System architecture
System Architecture¶
AgentFly organizes agentic reinforcement learning into a four-layer system that separates user-facing logic from rollout orchestration and low-level resources:
- Agent Layer: Exposes the main interfaces to users. It abstracts:
- Agents: classes that implement the interaction loop (e.g.,
ReactAgent,HFAgent). - Tools: callable interfaces to external systems (functions, APIs, environments).
-
Rewards: task-specific reward functions used during training. Agentic RL at this layer is decomposed into defining agents, tools, and rewards.
-
Rollout Layer: Builds and runs the agent loop (multi-turn, tool-using trajectories). It calls the model, invokes tools, collects observations, and packages trajectories and rewards to be consumed by the RL trainer (e.g., Verl PPO / GRPO).
-
Context Layer: Acts as the glue between rollout and resources. It:
- Tracks rollout IDs, task metadata, and auxiliary fields.

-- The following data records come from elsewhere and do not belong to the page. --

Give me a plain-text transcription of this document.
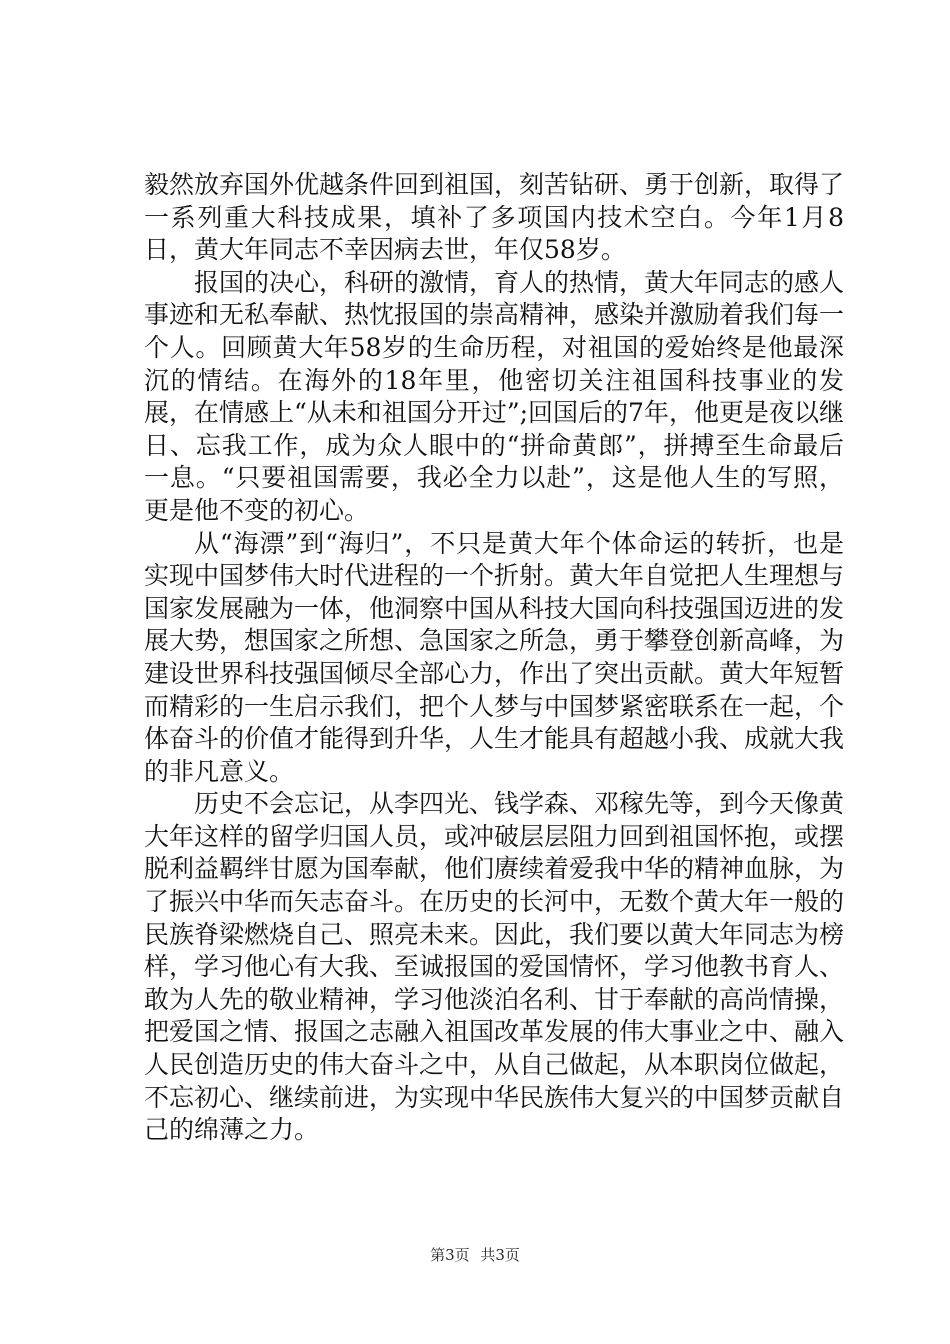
毅然放弃国外优越条件回到祖国，刻苦钻研、勇于创新，取得了一系列重大科技成果，填补了多项国内技术空白。今年1月8日，黄大年同志不幸因病去世，年仅58岁。

报国的决心，科研的激情，育人的热情，黄大年同志的感人事迹和无私奉献、热忱报国的崇高精神，感染并激励着我们每一个人。回顾黄大年58岁的生命历程，对祖国的爱始终是他最深沉的情结。在海外的18年里，他密切关注祖国科技事业的发展，在情感上“从未和祖国分开过”;回国后的7年，他更是夜以继日、忘我工作，成为众人眼中的“拼命黄郎”，拼搏至生命最后一息。“只要祖国需要，我必全力以赴”，这是他人生的写照，更是他不变的初心。

从“海漂”到“海归”，不只是黄大年个体命运的转折，也是实现中国梦伟大时代进程的一个折射。黄大年自觉把人生理想与国家发展融为一体，他洞察中国从科技大国向科技强国迈进的发展大势，想国家之所想、急国家之所急，勇于攀登创新高峰，为建设世界科技强国倾尽全部心力，作出了突出贡献。黄大年短暂而精彩的一生启示我们，把个人梦与中国梦紧密联系在一起，个体奋斗的价值才能得到升华，人生才能具有超越小我、成就大我的非凡意义。

历史不会忘记，从李四光、钱学森、邓稼先等，到今天像黄大年这样的留学归国人员，或冲破层层阻力回到祖国怀抱，或摆脱利益羁绊甘愿为国奉献，他们赓续着爱我中华的精神血脉，为了振兴中华而矢志奋斗。在历史的长河中，无数个黄大年一般的民族脊梁燃烧自己、照亮未来。因此，我们要以黄大年同志为榜样，学习他心有大我、至诚报国的爱国情怀，学习他教书育人、敢为人先的敬业精神，学习他淡泊名利、甘于奉献的高尚情操，把爱国之情、报国之志融入祖国改革发展的伟大事业之中、融入人民创造历史的伟大奋斗之中，从自己做起，从本职岗位做起，不忘初心、继续前进，为实现中华民族伟大复兴的中国梦贡献自己的绵薄之力。

第3页 共3页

- Injects contextual information (e.g., gold answers or extra fields) into tools and rewards.
-
Manages which resources (containers, model engines, etc.) are bound to which trajectory IDs.
-
Resource Layer: Implements scalable, asynchronous resource management. It manages pools of resource units such as:
- Docker/enroot containers for environments (code interpreter, ALFWorld, WebShop, ScienceWorld, Chess, etc.).
- Model engines (e.g., async vLLM) used for generation. Resources are allocated, reused, and released asynchronously, enabling high-throughput, multi-turn rollouts.
This architecture is what allows AgentFly to support:
- Multi-turn, tool-rich rollouts with masking-based multi-turn RL.
- Asynchronous generation → tool calling → reward calculation pipelines.
- Scaling to many concurrent environments simply by increasing pool sizes in tool/reward definitions.